Walter Scheel: "Krankenhäuser, Staudämme, Brücken, Industrieanlagen sind zwar wichtig, aber nicht ausreichend. Nur der persönliche Kontakt, eine entsprechende tiefgreifende emotionale und politische Resonanz vermag letztlich ein anschauliches Bild der sozialen Wirklichkeit unserer freien Marktwirtschaft zu vermitteln."
Am 26. April 1965 konnte das Institut in Berlin endlich eigene Räume beziehen.
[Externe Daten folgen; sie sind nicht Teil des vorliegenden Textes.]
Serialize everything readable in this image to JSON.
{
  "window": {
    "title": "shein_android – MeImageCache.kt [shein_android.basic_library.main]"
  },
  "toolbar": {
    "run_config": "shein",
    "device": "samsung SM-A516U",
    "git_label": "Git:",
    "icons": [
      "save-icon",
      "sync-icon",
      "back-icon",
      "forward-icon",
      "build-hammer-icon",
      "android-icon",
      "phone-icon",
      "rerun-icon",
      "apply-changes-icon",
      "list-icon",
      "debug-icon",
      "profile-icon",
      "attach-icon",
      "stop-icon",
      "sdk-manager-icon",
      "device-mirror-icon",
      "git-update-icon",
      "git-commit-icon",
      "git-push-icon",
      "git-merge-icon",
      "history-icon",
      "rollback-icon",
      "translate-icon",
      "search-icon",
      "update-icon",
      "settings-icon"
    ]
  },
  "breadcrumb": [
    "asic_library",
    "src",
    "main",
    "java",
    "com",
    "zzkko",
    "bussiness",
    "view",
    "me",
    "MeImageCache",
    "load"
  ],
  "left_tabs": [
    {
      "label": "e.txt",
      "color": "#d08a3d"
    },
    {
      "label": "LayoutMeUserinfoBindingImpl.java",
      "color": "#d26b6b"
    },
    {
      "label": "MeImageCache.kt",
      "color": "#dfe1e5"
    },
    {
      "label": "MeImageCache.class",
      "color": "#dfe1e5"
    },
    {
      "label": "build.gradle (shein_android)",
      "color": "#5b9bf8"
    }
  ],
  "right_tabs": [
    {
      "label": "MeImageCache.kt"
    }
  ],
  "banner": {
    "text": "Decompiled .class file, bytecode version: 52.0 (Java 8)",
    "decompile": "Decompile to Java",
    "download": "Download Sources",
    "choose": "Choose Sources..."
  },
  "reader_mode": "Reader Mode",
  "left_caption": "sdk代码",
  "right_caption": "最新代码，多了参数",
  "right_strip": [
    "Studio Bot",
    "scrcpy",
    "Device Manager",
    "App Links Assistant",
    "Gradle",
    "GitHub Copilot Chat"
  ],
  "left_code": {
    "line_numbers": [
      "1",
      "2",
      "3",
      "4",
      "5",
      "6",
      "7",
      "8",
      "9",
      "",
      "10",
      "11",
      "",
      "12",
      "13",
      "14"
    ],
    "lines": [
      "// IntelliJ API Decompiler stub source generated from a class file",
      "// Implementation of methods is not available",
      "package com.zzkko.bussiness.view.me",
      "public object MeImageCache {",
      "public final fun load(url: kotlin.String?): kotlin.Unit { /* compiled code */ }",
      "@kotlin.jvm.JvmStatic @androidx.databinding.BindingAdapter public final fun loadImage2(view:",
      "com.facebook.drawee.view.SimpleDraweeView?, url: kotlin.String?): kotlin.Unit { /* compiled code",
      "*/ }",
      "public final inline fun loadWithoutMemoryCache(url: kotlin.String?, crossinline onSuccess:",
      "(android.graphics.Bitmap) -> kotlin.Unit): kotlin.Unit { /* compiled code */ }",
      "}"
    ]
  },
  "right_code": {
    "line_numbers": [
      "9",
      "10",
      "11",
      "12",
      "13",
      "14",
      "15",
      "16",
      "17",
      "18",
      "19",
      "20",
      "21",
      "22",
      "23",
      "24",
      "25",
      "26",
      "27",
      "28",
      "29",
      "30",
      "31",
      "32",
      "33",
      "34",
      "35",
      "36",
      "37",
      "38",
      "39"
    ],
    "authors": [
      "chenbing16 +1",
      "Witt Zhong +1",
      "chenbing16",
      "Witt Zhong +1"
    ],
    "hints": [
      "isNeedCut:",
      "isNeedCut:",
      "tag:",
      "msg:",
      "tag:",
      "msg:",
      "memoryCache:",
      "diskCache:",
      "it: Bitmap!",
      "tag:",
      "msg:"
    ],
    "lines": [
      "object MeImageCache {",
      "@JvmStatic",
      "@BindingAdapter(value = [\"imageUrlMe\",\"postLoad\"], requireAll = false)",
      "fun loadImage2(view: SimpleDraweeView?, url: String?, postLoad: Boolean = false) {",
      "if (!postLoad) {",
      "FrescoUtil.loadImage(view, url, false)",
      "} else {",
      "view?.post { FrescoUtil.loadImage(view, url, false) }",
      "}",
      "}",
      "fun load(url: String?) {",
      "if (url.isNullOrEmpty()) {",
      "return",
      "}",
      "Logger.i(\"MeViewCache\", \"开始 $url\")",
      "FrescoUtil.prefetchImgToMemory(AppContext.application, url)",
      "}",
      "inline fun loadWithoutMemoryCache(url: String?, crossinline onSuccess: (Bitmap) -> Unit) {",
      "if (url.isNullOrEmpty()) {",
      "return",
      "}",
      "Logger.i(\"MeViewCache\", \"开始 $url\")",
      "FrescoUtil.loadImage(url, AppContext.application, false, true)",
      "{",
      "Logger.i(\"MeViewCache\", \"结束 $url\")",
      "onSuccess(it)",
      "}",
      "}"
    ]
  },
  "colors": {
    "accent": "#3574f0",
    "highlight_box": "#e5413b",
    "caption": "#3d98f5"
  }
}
"In einer betont nüchternen, sachlichen Atmosphäre vollzog sich im 8. Obergeschoss des neuen Verwaltungshochhauses am Messedamm die feierliche Eröffnung des Deutschen Instituts für Entwicklungspolitik."
Es kamen Bundespräsident Heinrich Lübke, Berlins Regierender Bürgermeister Willy Brandt und natürlich Walter Scheel. Die Interessenlage war eindeutig. Die Auflösung der Kolonien nach dem zweiten Weltkrieg hatte eine Vielzahl neuer Staaten in Asien und Afrika geschaffen. Allein 1960 waren 17 afrikanische Länder in die Unabhängigkeit entlassen worden. Im Wettlauf der Systeme galt es nun, diese neuen Staaten auf die jeweils eigene Seite zu ziehen. So betonte Willy Brandt in seiner Eröffnungsansprache:
Freunde gewinnen
"Aufgabe muss sein, Freunde zu gewinnen, also mehr als nur Verbündete im Kalten Krieg. Entwicklungshilfe soll nicht mit politischen Bedingungen verknüpft werden. Aber ich möchte auch hinzufügen dürfen: Die Erwartung, dass die Länder, die Entwicklungshilfe bekommen, dem deutschen Volk bei seinem gerechten Bemühen um nationale Selbstbestimmung nicht in den Rücken fallen, diese Erwartung ist keineswegs unmoralisch."
Die Zeiten, in denen die Industrienationen mit erhobenem Zeigefinger daherkommen konnten, sind heute vorbei. Globale Probleme wie die Klimaveränderung oder die Umweltzerstörung erfordern gemeinsame Lösungsstrategien auf Augenhöhe. Ein Prozess, den das DIE immer mit- oder sogar vorausgedacht hat. 1995 musste es von Berlin nach Bonn ziehen. Auch hier werden noch immer Jahr für Jahr 20 Hochschulabsolventen für eine Karriere in der Entwicklungspolitik vorbereitet. Neben der Ausbildung ist aber auch die Forschung längst zu einem ebenbürtigen Aufgabenfeld geworden. Heute zählt das Institut zu den international profilierten Denkfabriken im Bereich der Entwicklungspolitik. Dirk Messner, Direktor des DIE:
"Uns interessiert, weshalb Länder erfolgreich sind und andere nicht. Uns interessiert, weshalb die Beziehung zwischen Entwicklungsländern und Industrieländern sich tiefgreifend verändern. Wir beschäftigen uns damit, weshalb einige Länder in der Weltpolitik und Weltwirtschaft immer wesentlicher werden. Was hat das für Auswirkungen für andere Entwicklungsländer? Was hat das für Auswirkungen für uns? Wir sind nicht nur Forschungsinstitut, sondern wir machen zugleich auch sehr intensiv Politikberatung."
Seit sieben Jahren erstellt die Universität von Pennsylvania jährlich eine Rangliste der international einflussreichsten Denkfabriken. Im Bereich der Entwicklungspolitik erreichte das DIE auch 2013 zum fünften Mal die Top Ten.